SELFIES Language Extension for VS Code
See your molecules as you write them.
Define molecular fragments, compose them into complex structures, and watch the visualization update live as you navigate your code.
Why SELFIES?
SELFIES was designed for machine learning — every string is a valid molecule, eliminating syntax errors in generative models. The DSL extends that principle: named fragments are easier for LLMs to compose correctly than raw atom strings, and undefined references fail loudly instead of producing silent errors.
The Problem
Pharmaceutical SMILES are write-only:
CC(=O)Nc1ccc(O)cc1
And when LLMs generate SMILES, they hallucinate invalid structures. SELFIES fixes the validity problem. The DSL fixes the readability problem.
With this extension, you write readable, composable definitions:
[acetyl] = [methyl][carbonyl]
[acetamide] = [acetyl][amino]
[acetaminophen] = [acetamide][para_hydroxyphenyl]

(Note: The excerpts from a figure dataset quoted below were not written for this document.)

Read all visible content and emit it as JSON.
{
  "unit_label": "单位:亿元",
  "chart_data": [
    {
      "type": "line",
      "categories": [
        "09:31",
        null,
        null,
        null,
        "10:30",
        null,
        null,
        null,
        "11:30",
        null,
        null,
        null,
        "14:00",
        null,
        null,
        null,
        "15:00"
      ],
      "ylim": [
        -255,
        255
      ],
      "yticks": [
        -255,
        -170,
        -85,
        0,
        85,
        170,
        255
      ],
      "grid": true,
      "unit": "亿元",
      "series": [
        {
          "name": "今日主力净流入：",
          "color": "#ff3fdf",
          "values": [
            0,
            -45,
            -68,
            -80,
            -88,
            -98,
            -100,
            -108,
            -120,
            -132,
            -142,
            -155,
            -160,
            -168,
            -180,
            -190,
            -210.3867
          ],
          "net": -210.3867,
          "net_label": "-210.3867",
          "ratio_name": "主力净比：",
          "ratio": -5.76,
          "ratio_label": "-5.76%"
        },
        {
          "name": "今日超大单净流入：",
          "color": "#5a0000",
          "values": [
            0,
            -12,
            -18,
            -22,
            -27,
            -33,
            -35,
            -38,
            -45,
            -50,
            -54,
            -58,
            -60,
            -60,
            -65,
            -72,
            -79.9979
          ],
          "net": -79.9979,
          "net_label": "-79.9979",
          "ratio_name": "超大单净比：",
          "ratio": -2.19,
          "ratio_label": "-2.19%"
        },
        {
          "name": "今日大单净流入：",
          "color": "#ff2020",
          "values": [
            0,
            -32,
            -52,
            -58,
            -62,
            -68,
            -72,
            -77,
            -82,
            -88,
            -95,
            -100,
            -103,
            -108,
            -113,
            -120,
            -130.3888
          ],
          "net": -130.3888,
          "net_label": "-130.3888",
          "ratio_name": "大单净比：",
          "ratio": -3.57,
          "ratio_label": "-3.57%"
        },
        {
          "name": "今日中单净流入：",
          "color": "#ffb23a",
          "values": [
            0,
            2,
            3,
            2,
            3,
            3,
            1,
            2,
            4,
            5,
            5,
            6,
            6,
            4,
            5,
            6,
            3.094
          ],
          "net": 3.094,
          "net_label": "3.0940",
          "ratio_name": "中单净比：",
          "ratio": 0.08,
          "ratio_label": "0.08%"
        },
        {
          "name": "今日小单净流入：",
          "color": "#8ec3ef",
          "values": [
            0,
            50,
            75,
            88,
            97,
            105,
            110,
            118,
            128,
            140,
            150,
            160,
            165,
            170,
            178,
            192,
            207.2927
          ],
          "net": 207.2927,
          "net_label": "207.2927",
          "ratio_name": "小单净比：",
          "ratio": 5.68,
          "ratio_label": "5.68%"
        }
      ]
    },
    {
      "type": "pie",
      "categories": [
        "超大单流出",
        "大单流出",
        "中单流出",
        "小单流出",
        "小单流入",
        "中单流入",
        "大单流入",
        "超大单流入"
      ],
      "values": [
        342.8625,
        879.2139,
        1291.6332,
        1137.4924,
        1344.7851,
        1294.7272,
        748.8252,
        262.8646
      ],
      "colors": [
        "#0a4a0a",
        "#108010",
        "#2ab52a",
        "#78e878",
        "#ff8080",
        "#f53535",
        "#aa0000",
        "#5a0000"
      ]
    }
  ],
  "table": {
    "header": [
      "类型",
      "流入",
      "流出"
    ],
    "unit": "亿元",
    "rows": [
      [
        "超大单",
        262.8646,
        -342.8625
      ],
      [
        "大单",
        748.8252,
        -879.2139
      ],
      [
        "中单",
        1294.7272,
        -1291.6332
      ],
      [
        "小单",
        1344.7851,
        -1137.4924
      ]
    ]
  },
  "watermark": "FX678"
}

And see the structure instantly — formula, weight, 2D rendering — as your cursor moves through the file.
Installation
Install from VS Code Marketplace
Or search "SELFIES" in the VS Code extensions panel.
Quick Start
Using SELFIES DSL
- Create a file with
.selfies extension
- Start defining molecules — the preview panel opens automatically
- Move your cursor to any definition to see its structure
# fragments.selfies
[methyl] = [C]
[ethyl] = [C][C]
[hydroxyl] = [O]
[ethanol] = [ethyl][hydroxyl]
[methanol] = [methyl][hydroxyl]
Using smiles-js (JavaScript)
- Create a file with
.smiles.js extension
- Import Fragment and Ring from
smiles-js
- Export your molecules as constants
- Move your cursor to any exported molecule to see its structure
// molecules.smiles.js
import { Fragment, Ring } from 'smiles-js';
import { benzene, methyl, ethyl, hydroxyl } from 'smiles-js/common';
export const methane = Fragment('C');
export const ethanol = ethyl(hydroxyl);
export const toluene = benzene(methyl);
The extension executes your JavaScript file and reads the .smiles property from exported fragments - no regex parsing!
Features
SELFIES DSL (.selfies files)
- Domain-specific language for molecular composition
- Multi-file imports and reusable fragments
- Real-time diagnostics and error checking
smiles-js (.smiles.js files)
- JavaScript-based molecular construction
- Use Fragment() and Ring() functions
- Full JavaScript IDE support with molecular previews
Live Preview
As your cursor moves, the preview panel shows:
- 2D molecular structure
- Molecular formula
- Molecular weight
- SMILES output
- Export as SVG or PNG
Works for both .selfies and .smiles.js files!
Syntax Highlighting
Full highlighting for atoms, bonds, branches, rings, comments, and references in SELFIES files. JavaScript syntax highlighting for .smiles.js files.
Real-time Diagnostics
Instant feedback on SELFIES files:
- Undefined references
- Circular dependencies
- Duplicate definitions
- Syntax errors
Multi-file Projects
Import fragments across SELFIES files:
import "./fragments.selfies" # import all
import [methyl, ethyl] from "./fragments.selfies" # import specific
Or use standard JavaScript imports in .smiles.js files:
import { Fragment } from 'smiles-js';
import { benzene, methyl } from 'smiles-js/common';
Commands
SELFIES: Show Molecular Structure — Open the preview panel
SELFIES: Toggle Preview Panel — Toggle preview on/off
SELFIES: Refactor Molecule to Code — Convert a Fragment to constructor code (right-click menu in .smiles.js files)
Refactor to Code (Experimental)
Right-click on any line with an exported Fragment in a .smiles.js file and select "SELFIES: Refactor Molecule to Code" to convert it into explicit Ring/Linear constructor calls.
Note: This feature is early in development and often fails for complex molecular structures. It works best with simple fragments.
Settings
| Setting |
Default |
Description |
selfies.previewOnCursorMove |
true |
Update preview when cursor moves |
selfies.autoOpenPreview |
true |
Auto-open preview for .selfies and .smiles.js files |
selfies.renderingEngine |
smiles-drawer |
Molecule rendering engine |
Language Rules
- No forward references — Define before you use
- No recursion — No circular dependencies
- Single assignment — No redefinitions
- Case sensitive —
[Methyl] ≠ [methyl]
- selfies-js — SELFIES DSL library (also usable as CLI and npm package)
- smiles-js — JavaScript library for composable molecular fragments
- SELFIES paper — Original research by the Aspuru-Guzik group
Citation
If you use SELFIES in your research:
Krenn, M., Häse, F., Nigam, A., Friederich, P., & Aspuru-Guzik, A. (2020). Self-referencing embedded strings (SELFIES): A 100% robust molecular string representation. Machine Learning: Science and Technology, 1(4), 045024.